En s’extirpant de sa cellule, dans la nuit de samedi 13 à dimanche 14 novembre, vers 4 heures du matin, cette détenue de Fresnes (Val-de-Marne) a oublié la fameuse barre de fer qui lui aurait peut-être permis de retrouver la liberté. Coincée, elle a fini par se rendre aux surveillants, au petit matin.

Elle avait jusqu’au 15 novembre pour s’évader, a-t-elle expliqué

Il n’est pas encore 7 heures ce dimanche quand, sur le chemin de ronde, la prisonnière se signale aux surveillants qui prennent la relève. Cela fait trois heures qu’elle est bloquée. Une autre source pénitentiaire évoque le détecteur de mouvements de la prison qui aurait donné l’alerte.

Avant de passer par le trou, la jeune femme, « mince et sportive », a laissé un courrier pour expliquer qu’elle avait jusqu’au 15 novembre pour s’échapper. Cela faisait deux mois qu’elle était enfermée dans cette cellule située au deuxième étage.

« Il a immédiatement été fait procéder à une vérification de toutes les cellules du quartier femmes pour s’assurer qu’il s’agissait bien d’une tentative isolée », précise l’administration pénitentiaire.

« L’établissement est vétuste. Les murs sont gorgés d’eau, s’effritent, donc ils peuvent se creuser très facilement et c’est ce qu’elle a fait de toute façon », fustige Yohan Kara, secrétaire général adjoint du syndicat « FO Justice » pour qui cette évasion est en partie due à de gros manques de moyens. « Sur Fresnes, ces miradors ne sont pas occupés et comme on a peu de personnel, les agents sont mobilisés sur de nombreuses missions en même temps », détaille-t-il. « Et effectivement, si on avait cette sécurité renforcée, on aurait pu détecter cette tentative d’évasion.

Cette tentative d’évasion relance en tout cas le débat sur la vétusté de la prison de Fresnes.

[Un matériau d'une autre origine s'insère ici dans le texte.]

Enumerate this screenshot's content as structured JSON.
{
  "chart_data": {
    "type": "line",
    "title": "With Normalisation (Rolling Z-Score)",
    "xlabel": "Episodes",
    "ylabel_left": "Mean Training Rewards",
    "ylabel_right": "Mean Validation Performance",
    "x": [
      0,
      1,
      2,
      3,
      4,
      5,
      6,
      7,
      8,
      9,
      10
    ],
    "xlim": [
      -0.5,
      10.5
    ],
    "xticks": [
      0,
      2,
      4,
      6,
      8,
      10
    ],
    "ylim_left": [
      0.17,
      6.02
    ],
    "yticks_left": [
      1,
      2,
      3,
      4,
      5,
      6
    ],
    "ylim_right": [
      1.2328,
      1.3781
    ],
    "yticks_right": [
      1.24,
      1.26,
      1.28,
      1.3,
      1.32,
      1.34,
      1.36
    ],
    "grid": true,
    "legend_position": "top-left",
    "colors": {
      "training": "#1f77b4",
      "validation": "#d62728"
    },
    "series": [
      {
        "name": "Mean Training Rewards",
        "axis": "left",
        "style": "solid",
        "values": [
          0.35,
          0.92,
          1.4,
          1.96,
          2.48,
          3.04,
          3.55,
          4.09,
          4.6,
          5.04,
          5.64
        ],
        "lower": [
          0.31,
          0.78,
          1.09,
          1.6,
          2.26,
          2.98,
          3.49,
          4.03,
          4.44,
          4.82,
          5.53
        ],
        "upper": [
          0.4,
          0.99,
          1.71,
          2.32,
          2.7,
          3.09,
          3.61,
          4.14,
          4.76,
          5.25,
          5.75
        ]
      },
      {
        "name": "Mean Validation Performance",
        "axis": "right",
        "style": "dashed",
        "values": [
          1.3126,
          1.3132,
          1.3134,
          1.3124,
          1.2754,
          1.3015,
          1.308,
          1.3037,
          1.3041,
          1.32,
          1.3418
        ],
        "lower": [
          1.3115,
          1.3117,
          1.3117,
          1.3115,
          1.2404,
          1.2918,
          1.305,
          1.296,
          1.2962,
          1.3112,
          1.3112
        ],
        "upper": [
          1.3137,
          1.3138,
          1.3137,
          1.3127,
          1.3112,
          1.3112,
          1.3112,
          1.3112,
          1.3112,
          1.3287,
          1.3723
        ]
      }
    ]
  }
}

Si la maison d’arrêt pour femmes date de 1987, elle n’offre apparemment pas toutes les garanties voulues. « Nous exigeons un audit sur la sécurité de l’établissement », tonne Cédric Boyer, du syndicat « FO pénitentiaire ». Et de réclamer notamment la remise en service des « deux miradors fermés » et des « effectifs supplémentaires ». Près de 1 600 détenues, réparties dans beaucoup de cellules individuelles, sont incarcérées à Fresnes.

Il y a trois semaines, malgré un recours du ministère de la Justice, le Conseil d’État a confirmé qu’il fallait bien réaliser de gros travaux dans les cours de promenade de la deuxième prison la plus peuplée de France. « 4,5 millions d’euros du budget 2022 sont prévus pour la sécurisation complète du domaine de Fresnes, rappelle l’administration pénitentiaire. Il s’agit de la plus grosse opération du plan de sécurisation de 100 millions d’euros voté pour l’année prochaine. »

Une « revenante » de Syrie

En attendant, après cette tentative d’évasion, la sous-direction anti-terroriste, saisie par le parquet national anti-terroriste, a placé la jeune femme en garde à vue. Si Douha M. ne fait pas parler d’elle à Fresnes, son profil est censé être particulièrement suivi. Cette détenue a été mise en examen en décembre 2017 pour avoir rejoint les rangs de l’état islamiste (daesh). Elle aurait été expulsée de Syrie vers la France où elle a été aussitôt placée en détention provisoire en attendant son jugement. En clair, c’est une « revenante ».

Une dizaine de femmes radicalisées seraient incarcérées à Fresnes. Et elles sont mélangées aux autres. Un quartier de prise en charge de la radicalisation doit être crée dans l’établissement pénitentiaire du Val-de-Marne à l’instar de celui qui vient d’ouvrir à Rennes (Ille-et-Vilaine).